Below is one of the most interesting clips from the talk. I asked Mr. Greenberg a simple question: When did AIG go off track?

Here's what he had to say (transcript follows):

Morgan Housel: When did AIG go off track, from being a first-class global organization to where it found itself in 2008?

Hank Greenberg: I don't think AIG went off track. We had an Attorney General in New York, now a disgraced Attorney General ...

Morgan Housel: There's actually a quote in your book. I'm going to quote it here. It says, "Eliot Spitzer, an elected public prosecutor in New York, sparked the process that would drive AIG to near destruction."

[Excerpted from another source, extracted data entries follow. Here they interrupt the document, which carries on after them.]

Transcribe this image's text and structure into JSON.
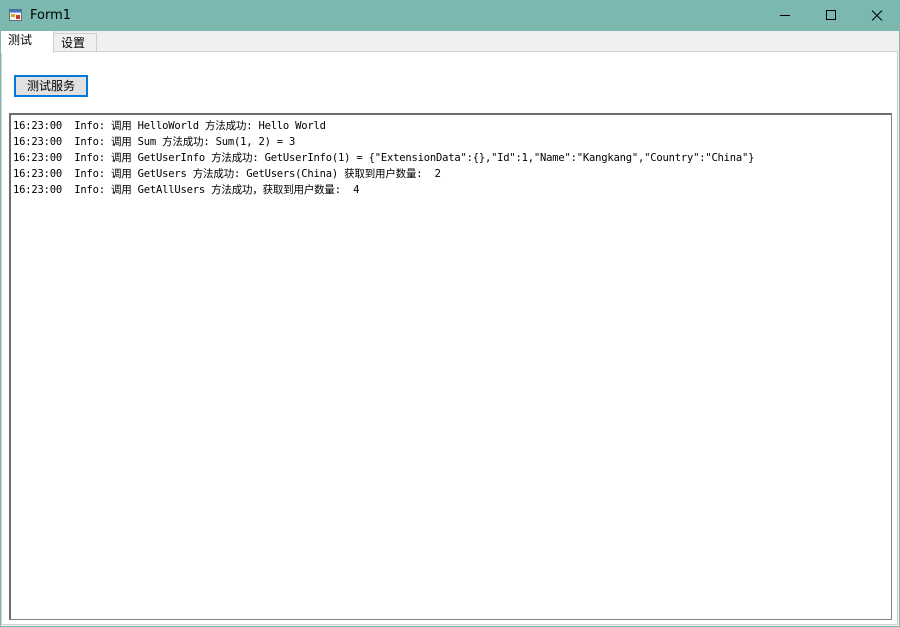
{
  "window": {
    "title": "Form1",
    "icon": "form-app-icon",
    "controls": [
      "minimize-icon",
      "maximize-icon",
      "close-icon"
    ]
  },
  "tabs": [
    {
      "label": "测试",
      "selected": true
    },
    {
      "label": "设置",
      "selected": false
    }
  ],
  "test_page": {
    "button_label": "测试服务",
    "log_lines": [
      "16:23:00  Info: 调用 HelloWorld 方法成功: Hello World",
      "16:23:00  Info: 调用 Sum 方法成功: Sum(1, 2) = 3",
      "16:23:00  Info: 调用 GetUserInfo 方法成功: GetUserInfo(1) = {\"ExtensionData\":{},\"Id\":1,\"Name\":\"Kangkang\",\"Country\":\"China\"}",
      "16:23:00  Info: 调用 GetUsers 方法成功: GetUsers(China) 获取到用户数量:  2",
      "16:23:00  Info: 调用 GetAllUsers 方法成功，获取到用户数量:  4"
    ]
  },
  "colors": {
    "titlebar": "#7ab8b0",
    "button_focus_border": "#0078d7"
  }
}
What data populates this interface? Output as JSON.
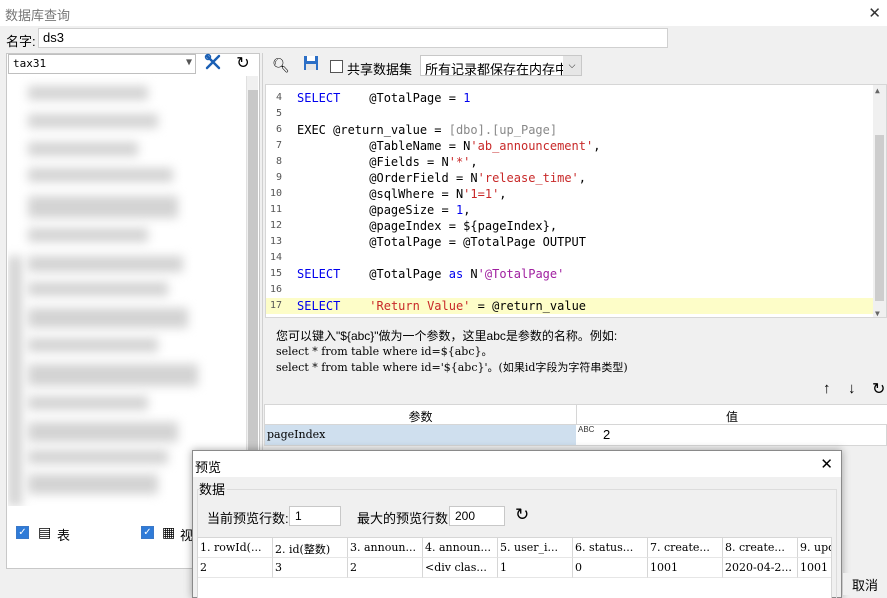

Hank Greenberg: That's correct.

Morgan Housel: When people think about AIG's downfall, they think of derivatives and leverage and liquidity. They often don't think about Eliot Spitzer. What was his role?

Hank Greenberg: Very simple. I was on a conference call with analysts, and one of them asked me, "What's the regulatory environment like today?" This is after Enron and Sarbanes-Oxley.

There was a change in the atmosphere. Boards of directors became less supportive of companies and their management. They were more concerned about their own liability after Enron. When I was asked this question, I said, "A foot fault is like a murder charge today," which was a way of trying to dramatize the change that had taken place.

If you read the book, you'll see there's an affidavit by a man called Vacco, who had been the prior Attorney General of New York, and he happened to be in Spitzer's office when one of Spitzer's deputies came in and said, "Did you hear what Greenberg just said on an analyst call?"

He said no. He repeated that I said a foot fault is like a murder charge. Spitzer then said, in front of this prior Attorney General, "I'm going to take Greenberg down." He used some other language which was just a disgrace for him to be saying that. It's in the book.

He used that. He was running for governor. He wanted to take down big names, and he went on a campaign to do that.

He focused on a transaction we did with Warren Buffett's company, General Re, which was our largest reinsurance partner. It was five years old, it had no effect on shareholders' equity or earnings per share -- nothing to do with that. It was a peanut transaction, and he tried to make that into a murder charge, and was successful. The board just gave up supporting the CEO.

Now, I was going to step down as the CEO in May. This was in March of 2005. I was going to step down as CEO, stay as chairman to make sure the transition to a new leadership team would go smoothly, but I stepped down from the whole thing. Spitzer forced me out as CEO and I decided not to stay as chairman.

What happened after that?

The new CEO abandoned all of the risk management controls that we had -- literally abandoned them -- and discontinued the staff meetings that we had on a Monday morning, that brought everyone, the key people, together. We knew exactly what was happening on a daily basis.

They lost control. If you read the book, which you did, there is a statement from the auditors who went to the then-Acting Chairman Bob Willumstad, and said, "The current management can't run the company." They did nothing about it.